The company planned to launch the premium compact car through its technical tie-up with local Mitsubishi assembler and distributor Hindustan Motors in 2011-2012, local paper Business Standard reported.
The original plan involved either re-engineering a compact car from Mitsubishi’s global range for the Indian market [eg the Colt] or building a new car from scratch, possibly for export later.
Scarcity of financing from Japan has forced both companies to cut capital expenditure for the current year and rein in investment plans for next year, which included expansion of the Chennai facility.
To accommodate the new compact car and some other models, Hindustan Motors had planned to increase annual production at Chennai from 12,000 to 100,000 units, the paper said.
Hindustan managing director Ravi Santhanam said: “The market has become very volatile, so it’s hard to make a prediction even two months down the line. In view of this we have decided to revise our capital expenditure for 2009-10.” He declined to discuss details.
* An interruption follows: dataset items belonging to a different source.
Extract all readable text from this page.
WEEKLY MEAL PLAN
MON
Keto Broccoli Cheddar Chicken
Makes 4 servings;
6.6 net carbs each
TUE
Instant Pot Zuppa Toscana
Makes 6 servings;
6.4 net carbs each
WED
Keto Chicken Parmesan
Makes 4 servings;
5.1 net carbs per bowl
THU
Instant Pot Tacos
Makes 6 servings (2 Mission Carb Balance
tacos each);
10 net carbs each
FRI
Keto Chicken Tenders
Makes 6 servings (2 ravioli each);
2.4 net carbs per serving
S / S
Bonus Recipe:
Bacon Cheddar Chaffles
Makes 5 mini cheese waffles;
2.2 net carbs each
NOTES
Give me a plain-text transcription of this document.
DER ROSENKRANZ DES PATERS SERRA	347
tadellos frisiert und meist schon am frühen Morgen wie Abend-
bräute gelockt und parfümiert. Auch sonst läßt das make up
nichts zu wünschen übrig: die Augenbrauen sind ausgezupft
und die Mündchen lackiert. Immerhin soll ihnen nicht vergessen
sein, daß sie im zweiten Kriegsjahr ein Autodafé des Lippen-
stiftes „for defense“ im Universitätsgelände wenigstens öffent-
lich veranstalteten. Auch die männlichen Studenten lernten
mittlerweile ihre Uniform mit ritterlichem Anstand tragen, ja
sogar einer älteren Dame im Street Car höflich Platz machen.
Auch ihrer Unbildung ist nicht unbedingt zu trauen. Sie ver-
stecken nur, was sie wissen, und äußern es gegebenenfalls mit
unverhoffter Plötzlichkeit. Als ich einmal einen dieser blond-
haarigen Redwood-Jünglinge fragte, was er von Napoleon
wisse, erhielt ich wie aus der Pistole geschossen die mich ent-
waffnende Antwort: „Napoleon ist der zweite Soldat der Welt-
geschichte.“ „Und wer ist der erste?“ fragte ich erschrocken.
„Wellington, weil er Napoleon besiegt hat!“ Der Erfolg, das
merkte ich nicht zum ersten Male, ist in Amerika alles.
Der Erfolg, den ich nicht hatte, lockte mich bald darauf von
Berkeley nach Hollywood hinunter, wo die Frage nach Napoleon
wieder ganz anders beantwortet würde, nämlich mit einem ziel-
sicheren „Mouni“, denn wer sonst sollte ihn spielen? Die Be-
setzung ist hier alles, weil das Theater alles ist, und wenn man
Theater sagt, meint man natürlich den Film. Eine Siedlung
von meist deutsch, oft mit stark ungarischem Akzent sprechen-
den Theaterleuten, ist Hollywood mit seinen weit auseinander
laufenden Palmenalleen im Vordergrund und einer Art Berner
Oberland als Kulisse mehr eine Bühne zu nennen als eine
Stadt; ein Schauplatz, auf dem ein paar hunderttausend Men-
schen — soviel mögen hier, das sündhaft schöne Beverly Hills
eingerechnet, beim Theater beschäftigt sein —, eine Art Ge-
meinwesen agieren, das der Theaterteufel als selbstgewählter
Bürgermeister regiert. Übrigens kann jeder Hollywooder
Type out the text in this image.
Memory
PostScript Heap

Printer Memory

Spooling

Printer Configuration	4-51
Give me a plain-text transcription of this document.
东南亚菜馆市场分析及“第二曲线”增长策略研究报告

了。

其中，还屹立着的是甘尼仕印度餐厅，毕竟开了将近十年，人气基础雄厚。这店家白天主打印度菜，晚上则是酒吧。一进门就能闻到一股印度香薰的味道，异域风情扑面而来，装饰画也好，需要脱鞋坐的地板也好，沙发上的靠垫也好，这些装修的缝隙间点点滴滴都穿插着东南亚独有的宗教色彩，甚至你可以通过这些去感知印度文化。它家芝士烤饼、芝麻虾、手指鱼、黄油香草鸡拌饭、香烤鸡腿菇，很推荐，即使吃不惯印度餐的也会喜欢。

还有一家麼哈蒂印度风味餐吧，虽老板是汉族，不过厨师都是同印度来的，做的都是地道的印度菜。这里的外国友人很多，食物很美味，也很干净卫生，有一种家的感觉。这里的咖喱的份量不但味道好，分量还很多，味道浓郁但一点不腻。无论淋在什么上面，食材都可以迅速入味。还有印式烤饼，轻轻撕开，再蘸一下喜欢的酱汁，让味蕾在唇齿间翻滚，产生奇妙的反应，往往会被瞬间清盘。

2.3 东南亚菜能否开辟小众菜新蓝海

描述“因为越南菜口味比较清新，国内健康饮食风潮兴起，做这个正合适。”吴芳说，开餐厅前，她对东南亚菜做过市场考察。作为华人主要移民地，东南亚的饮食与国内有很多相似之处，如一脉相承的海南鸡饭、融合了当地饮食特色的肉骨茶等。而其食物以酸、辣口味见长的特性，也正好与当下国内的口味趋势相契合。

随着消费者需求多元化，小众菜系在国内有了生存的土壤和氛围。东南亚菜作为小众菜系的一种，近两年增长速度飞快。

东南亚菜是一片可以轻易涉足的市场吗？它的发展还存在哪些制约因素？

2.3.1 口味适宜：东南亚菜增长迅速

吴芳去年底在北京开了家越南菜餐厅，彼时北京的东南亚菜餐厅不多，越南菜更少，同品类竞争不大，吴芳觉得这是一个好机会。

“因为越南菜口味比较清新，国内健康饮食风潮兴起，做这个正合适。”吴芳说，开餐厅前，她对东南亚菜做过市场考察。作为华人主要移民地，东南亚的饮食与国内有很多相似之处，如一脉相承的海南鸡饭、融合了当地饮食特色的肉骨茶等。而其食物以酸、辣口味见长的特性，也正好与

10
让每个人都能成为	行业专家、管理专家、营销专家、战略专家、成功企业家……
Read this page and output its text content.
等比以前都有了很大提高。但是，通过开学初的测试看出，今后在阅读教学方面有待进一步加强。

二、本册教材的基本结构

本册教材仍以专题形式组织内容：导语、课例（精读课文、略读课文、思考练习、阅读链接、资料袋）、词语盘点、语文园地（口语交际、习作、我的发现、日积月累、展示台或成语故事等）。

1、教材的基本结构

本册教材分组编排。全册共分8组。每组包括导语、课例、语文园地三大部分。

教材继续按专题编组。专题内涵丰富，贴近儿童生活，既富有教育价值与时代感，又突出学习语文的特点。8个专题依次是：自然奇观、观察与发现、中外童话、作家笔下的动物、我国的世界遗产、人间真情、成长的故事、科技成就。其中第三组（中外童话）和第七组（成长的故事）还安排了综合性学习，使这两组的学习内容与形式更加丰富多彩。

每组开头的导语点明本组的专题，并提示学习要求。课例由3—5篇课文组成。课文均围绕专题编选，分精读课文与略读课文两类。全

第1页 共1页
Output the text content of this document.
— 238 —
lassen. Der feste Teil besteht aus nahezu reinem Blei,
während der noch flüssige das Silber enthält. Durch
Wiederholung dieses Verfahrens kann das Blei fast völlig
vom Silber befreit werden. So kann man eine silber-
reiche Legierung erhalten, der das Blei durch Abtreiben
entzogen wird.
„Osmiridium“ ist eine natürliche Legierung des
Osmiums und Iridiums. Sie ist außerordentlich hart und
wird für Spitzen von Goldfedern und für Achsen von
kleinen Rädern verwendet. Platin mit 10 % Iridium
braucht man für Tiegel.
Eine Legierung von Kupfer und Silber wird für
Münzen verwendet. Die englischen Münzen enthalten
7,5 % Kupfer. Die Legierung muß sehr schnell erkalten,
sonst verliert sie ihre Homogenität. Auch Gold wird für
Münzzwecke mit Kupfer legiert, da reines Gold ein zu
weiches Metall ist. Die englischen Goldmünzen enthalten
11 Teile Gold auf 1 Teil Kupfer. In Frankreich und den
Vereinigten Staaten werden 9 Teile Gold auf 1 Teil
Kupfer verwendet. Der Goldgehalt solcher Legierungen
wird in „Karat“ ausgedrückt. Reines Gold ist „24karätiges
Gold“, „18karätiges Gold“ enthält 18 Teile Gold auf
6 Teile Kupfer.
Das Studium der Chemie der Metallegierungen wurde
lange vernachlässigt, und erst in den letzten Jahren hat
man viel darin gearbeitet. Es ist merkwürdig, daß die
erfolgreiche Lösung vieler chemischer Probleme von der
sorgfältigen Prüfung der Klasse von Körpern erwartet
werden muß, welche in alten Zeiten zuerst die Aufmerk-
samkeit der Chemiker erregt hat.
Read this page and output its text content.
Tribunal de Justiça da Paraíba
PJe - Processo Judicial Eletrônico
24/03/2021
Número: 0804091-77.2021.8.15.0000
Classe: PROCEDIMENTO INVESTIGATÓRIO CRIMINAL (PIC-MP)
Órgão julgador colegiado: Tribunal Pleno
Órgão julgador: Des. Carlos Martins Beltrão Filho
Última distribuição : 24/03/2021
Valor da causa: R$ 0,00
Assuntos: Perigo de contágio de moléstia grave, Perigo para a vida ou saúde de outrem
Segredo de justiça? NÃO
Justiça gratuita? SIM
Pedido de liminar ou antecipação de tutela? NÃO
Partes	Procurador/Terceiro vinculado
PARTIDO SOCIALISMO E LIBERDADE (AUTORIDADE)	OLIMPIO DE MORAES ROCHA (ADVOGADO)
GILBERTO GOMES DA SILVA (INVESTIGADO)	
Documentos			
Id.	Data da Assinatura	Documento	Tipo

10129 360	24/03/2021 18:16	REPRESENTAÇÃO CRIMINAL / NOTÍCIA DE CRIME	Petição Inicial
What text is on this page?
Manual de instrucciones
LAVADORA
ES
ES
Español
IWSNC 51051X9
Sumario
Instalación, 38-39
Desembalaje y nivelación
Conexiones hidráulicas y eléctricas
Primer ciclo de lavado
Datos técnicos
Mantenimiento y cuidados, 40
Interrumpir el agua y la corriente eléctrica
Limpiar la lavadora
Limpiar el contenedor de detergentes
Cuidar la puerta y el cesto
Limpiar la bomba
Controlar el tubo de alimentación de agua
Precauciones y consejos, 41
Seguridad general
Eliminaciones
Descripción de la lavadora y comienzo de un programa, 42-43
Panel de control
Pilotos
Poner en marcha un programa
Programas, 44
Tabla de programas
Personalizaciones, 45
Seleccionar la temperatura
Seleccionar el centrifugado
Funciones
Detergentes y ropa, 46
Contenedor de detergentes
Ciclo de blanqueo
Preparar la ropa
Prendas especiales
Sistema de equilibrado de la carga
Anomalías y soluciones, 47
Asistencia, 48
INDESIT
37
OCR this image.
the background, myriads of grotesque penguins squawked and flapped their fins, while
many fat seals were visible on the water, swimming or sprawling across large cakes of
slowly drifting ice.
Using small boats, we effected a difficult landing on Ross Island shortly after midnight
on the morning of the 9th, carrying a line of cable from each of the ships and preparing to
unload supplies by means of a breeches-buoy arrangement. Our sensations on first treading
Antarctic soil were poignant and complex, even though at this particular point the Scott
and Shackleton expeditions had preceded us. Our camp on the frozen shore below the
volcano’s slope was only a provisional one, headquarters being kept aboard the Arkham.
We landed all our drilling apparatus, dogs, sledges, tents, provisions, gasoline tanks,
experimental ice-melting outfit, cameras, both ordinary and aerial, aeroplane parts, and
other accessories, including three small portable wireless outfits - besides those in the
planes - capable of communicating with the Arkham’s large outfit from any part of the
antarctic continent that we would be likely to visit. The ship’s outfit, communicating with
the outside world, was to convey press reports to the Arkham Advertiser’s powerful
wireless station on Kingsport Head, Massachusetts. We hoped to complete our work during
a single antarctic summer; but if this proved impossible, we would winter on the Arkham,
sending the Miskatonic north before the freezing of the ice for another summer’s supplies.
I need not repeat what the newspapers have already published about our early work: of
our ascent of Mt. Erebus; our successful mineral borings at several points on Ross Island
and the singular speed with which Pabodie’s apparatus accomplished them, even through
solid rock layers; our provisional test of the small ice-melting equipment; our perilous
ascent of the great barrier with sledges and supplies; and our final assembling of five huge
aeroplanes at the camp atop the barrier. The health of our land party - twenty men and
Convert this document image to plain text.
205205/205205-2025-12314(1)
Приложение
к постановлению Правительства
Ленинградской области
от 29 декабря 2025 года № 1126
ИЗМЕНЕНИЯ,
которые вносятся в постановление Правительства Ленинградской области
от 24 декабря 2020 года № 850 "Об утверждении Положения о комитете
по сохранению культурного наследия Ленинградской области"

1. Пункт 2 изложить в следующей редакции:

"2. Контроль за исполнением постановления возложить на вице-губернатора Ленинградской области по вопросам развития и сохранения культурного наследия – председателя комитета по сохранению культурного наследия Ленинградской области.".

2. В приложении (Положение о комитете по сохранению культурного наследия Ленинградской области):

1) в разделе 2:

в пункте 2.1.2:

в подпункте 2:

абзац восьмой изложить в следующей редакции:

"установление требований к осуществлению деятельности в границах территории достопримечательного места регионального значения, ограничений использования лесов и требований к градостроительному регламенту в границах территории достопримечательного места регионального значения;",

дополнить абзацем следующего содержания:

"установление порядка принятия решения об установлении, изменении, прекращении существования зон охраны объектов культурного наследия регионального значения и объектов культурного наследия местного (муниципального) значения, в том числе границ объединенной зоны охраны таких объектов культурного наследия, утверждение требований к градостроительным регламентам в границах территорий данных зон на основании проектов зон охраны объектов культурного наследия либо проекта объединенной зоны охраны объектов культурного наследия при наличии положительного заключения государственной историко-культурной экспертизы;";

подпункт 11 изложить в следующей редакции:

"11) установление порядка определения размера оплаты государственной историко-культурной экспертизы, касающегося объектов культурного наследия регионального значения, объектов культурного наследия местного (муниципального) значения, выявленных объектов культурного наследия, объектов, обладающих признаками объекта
Mitsubishi’s premium compact car would have had to battle Hyundai’s i20, Skoda’s Fabia, and yet-to-be launched models like the Fiat Grande Punto, Honda Jazz and offerings from Toyota and Ford in India.
Mitsubishi currently sells three sports utility vehicles (Outlander, Montero and Pajero) and two sedans (Lancer and Lancer Cedia) in India but none has picked up appreciable market share.
Meanwhile, Hindustan Motors is reducing its dependence on the automotive sector by investing in units for forgings, casting and spare parts, mostly for power equipment and rail manufacturers.
The company is also building an integrated township on 314 acres of land in West Bengal, Business Standard noted.